Un club de patriotas:
John Cartier y todos sus amigos llevan las Torres Gemelas bordadas en la chupa de cuero, con la bandera estadounidense y las iniciales de su hermano James. En su honor ha fundado la Hermandad Estadounidense en un sótano industrial de Queens, donde este puñado de moteros se junta cada tarde para jactarse de duros, beber Jack Daniels y rendir culto a su país.
Su causa es mucho más grande que la memoria de James, un electricista de 26 años que murió en la planta 105 de la Torre Sur. «Nunca olvidaremos, Nunca perdonaremos», dicen las camisetas que venden para apoyar a las tropas en Irak. Son, por definición propia, «un club patriótico». Las familias de los caídos en el frente les invitan a los funerales y ellos se encargan de relatar el eslabón perdido entre la guerra y el 11-S.
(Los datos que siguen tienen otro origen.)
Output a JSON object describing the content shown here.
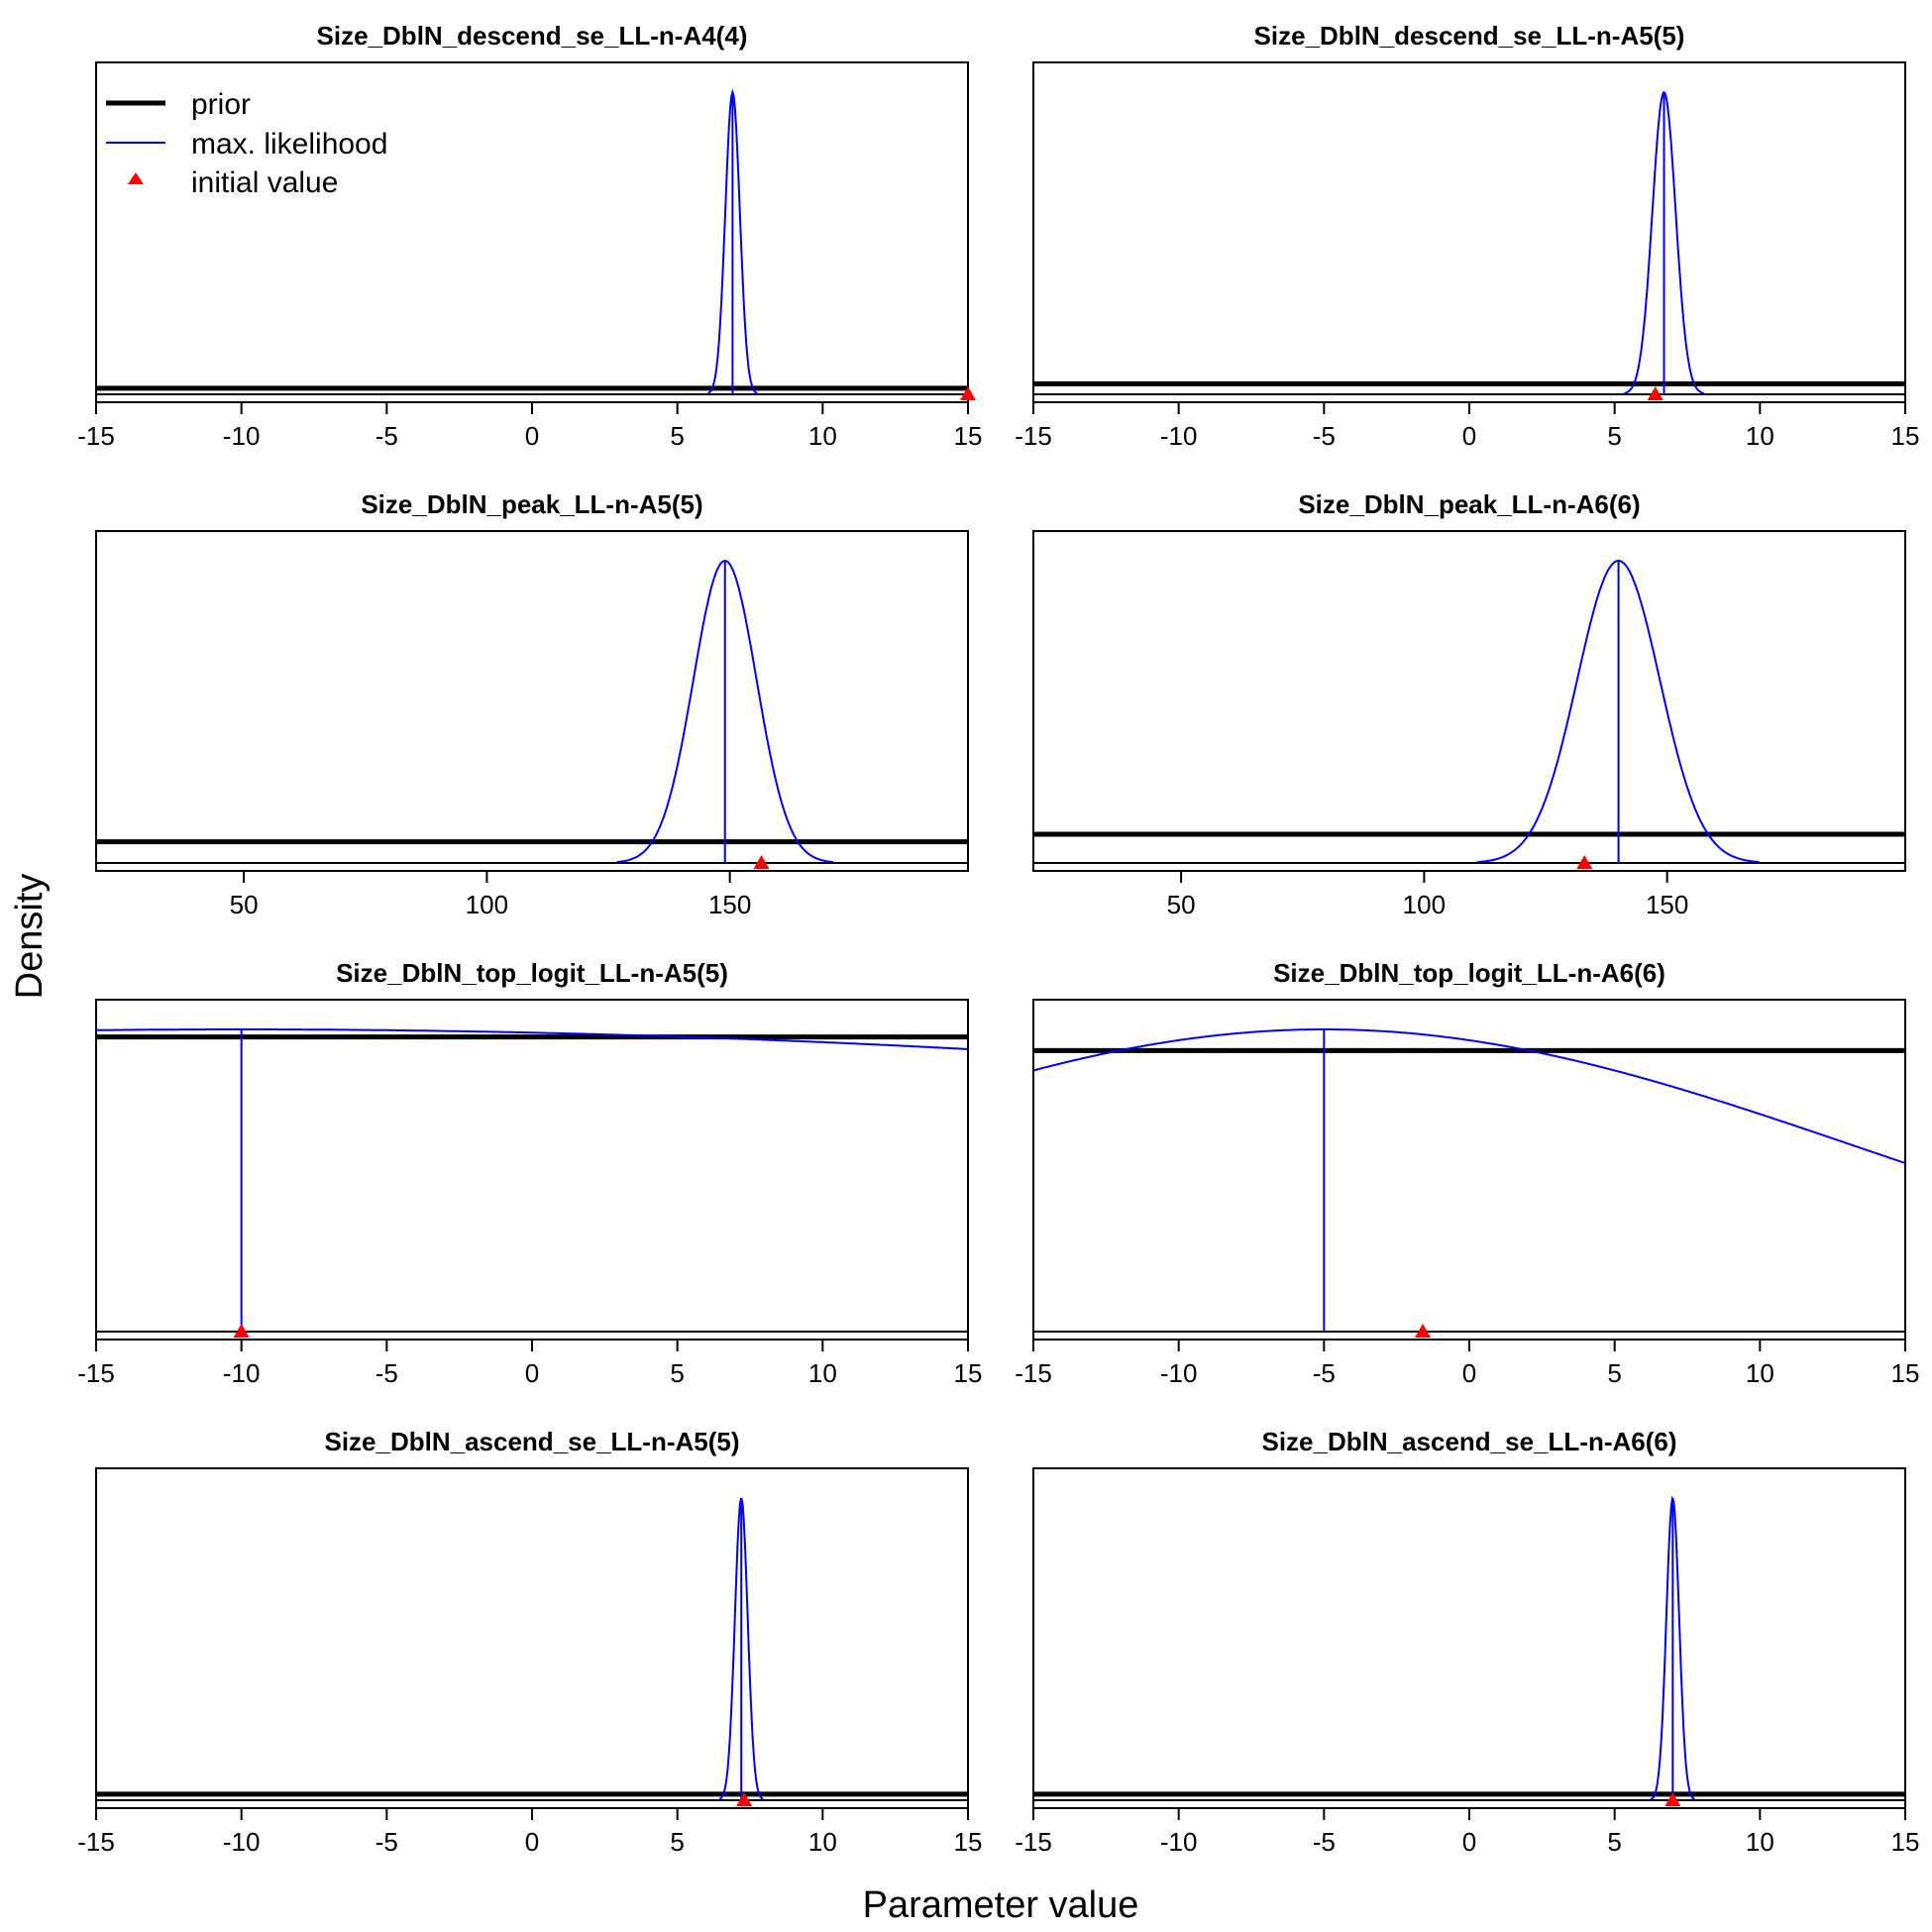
{
  "chart_data": {
    "type": "line",
    "xlabel": "Parameter value",
    "ylabel": "Density",
    "legend": {
      "placement": "top-left of first panel",
      "entries": [
        {
          "label": "prior",
          "color": "#000000"
        },
        {
          "label": "max. likelihood",
          "color": "#0000ff"
        },
        {
          "label": "initial value",
          "color": "#ff0000"
        }
      ]
    },
    "colors": {
      "prior": "#000000",
      "mle": "#0000ff",
      "initial": "#ff0000"
    },
    "panels": [
      {
        "title": "Size_DblN_descend_se_LL-n-A4(4)",
        "xlim": [
          -15,
          15
        ],
        "xticks": [
          -15,
          -10,
          -5,
          0,
          5,
          10,
          15
        ],
        "prior_level": 0.02,
        "mle": {
          "mean": 6.9,
          "sd": 0.25
        },
        "initial": 15
      },
      {
        "title": "Size_DblN_descend_se_LL-n-A5(5)",
        "xlim": [
          -15,
          15
        ],
        "xticks": [
          -15,
          -10,
          -5,
          0,
          5,
          10,
          15
        ],
        "prior_level": 0.035,
        "mle": {
          "mean": 6.7,
          "sd": 0.4
        },
        "initial": 6.4
      },
      {
        "title": "Size_DblN_peak_LL-n-A5(5)",
        "xlim": [
          19.6,
          199
        ],
        "xticks": [
          50,
          100,
          150
        ],
        "prior_level": 0.07,
        "mle": {
          "mean": 149,
          "sd": 6.5
        },
        "initial": 156.5
      },
      {
        "title": "Size_DblN_peak_LL-n-A6(6)",
        "xlim": [
          19.6,
          199
        ],
        "xticks": [
          50,
          100,
          150
        ],
        "prior_level": 0.095,
        "mle": {
          "mean": 140,
          "sd": 8.5
        },
        "initial": 133
      },
      {
        "title": "Size_DblN_top_logit_LL-n-A5(5)",
        "xlim": [
          -15,
          15
        ],
        "xticks": [
          -15,
          -10,
          -5,
          0,
          5,
          10,
          15
        ],
        "prior_level": 0.975,
        "mle": {
          "mean": -10,
          "sd": 68
        },
        "initial": -10
      },
      {
        "title": "Size_DblN_top_logit_LL-n-A6(6)",
        "xlim": [
          -15,
          15
        ],
        "xticks": [
          -15,
          -10,
          -5,
          0,
          5,
          10,
          15
        ],
        "prior_level": 0.93,
        "mle": {
          "mean": -5,
          "sd": 18.5
        },
        "initial": -1.6
      },
      {
        "title": "Size_DblN_ascend_se_LL-n-A5(5)",
        "xlim": [
          -15,
          15
        ],
        "xticks": [
          -15,
          -10,
          -5,
          0,
          5,
          10,
          15
        ],
        "prior_level": 0.02,
        "mle": {
          "mean": 7.2,
          "sd": 0.22
        },
        "initial": 7.3
      },
      {
        "title": "Size_DblN_ascend_se_LL-n-A6(6)",
        "xlim": [
          -15,
          15
        ],
        "xticks": [
          -15,
          -10,
          -5,
          0,
          5,
          10,
          15
        ],
        "prior_level": 0.02,
        "mle": {
          "mean": 7.0,
          "sd": 0.22
        },
        "initial": 7.0
      }
    ]
  }
}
«Todo lo que necesito saber de los musulmanes lo aprendí el 11-S», dice uno de sus eslóganes. Cuando la Casa Blanca le convidó a la ceremonia que se hizo en la Zona Cero al día siguiente de matar a Osama Bin Laden, John le enseñó a Barack Obama la foto de su hermano pequeño, «para que recordase por qué había tenido que hacer lo que hizo».
La suerte es difícil de juzgar. La víspera de los atentados Cantor Fitzgerald había despedido a veinte personas, mientras que James había sido contratado en el WTC dos semanas antes. «Le encantaba su trabajo, no paraba de ver chicas bonitas», recuerda su hermano. Se sentía muy afortunado de trabajar allí». James vio el primer avión estrellarse en la torre de enfrente, pero en vez de salir pitando llamó a John para que rescatase a su hermana. Cuando Michelle, administradora en una firma de brokers, descendió cuarenta pisos se encontró a John esperándola entre la multitud. La nube tóxica les obligó a retirarse. Se subieron a la moto y cruzaron el puente de Brooklyn antes de que lo cerraran. «¿Y James?», preguntó su padre. «No lo encontramos, pero no te preocupes, volveré a por él». Lo hizo cada día durante siete meses en que revolvió escombros como voluntario, sin decir una palabra de su hermano por miedo a que lo retirasen. Un año después la oficina del forense dudó en enseñarle los restos que había identificado: «No hay nada que no haya visto ya», atajó. Su padre no quiso saber qué había dentro de la urna que incineraron y John prefiere no contarlo.
En esta década ha reparado la moto azul de su hermano y la ha donado al museo en memoria de las víctimas. «La gente conoce los edificios, pero no a los que murieron dentro. La moto de James es un testamento de cómo vivió su vida y de las cosas que amaba. Nuestra meta es asegurarnos de que nadie les olvide jamás».
PD: por respeto, nos abtenemos a poner imágenes del suceso.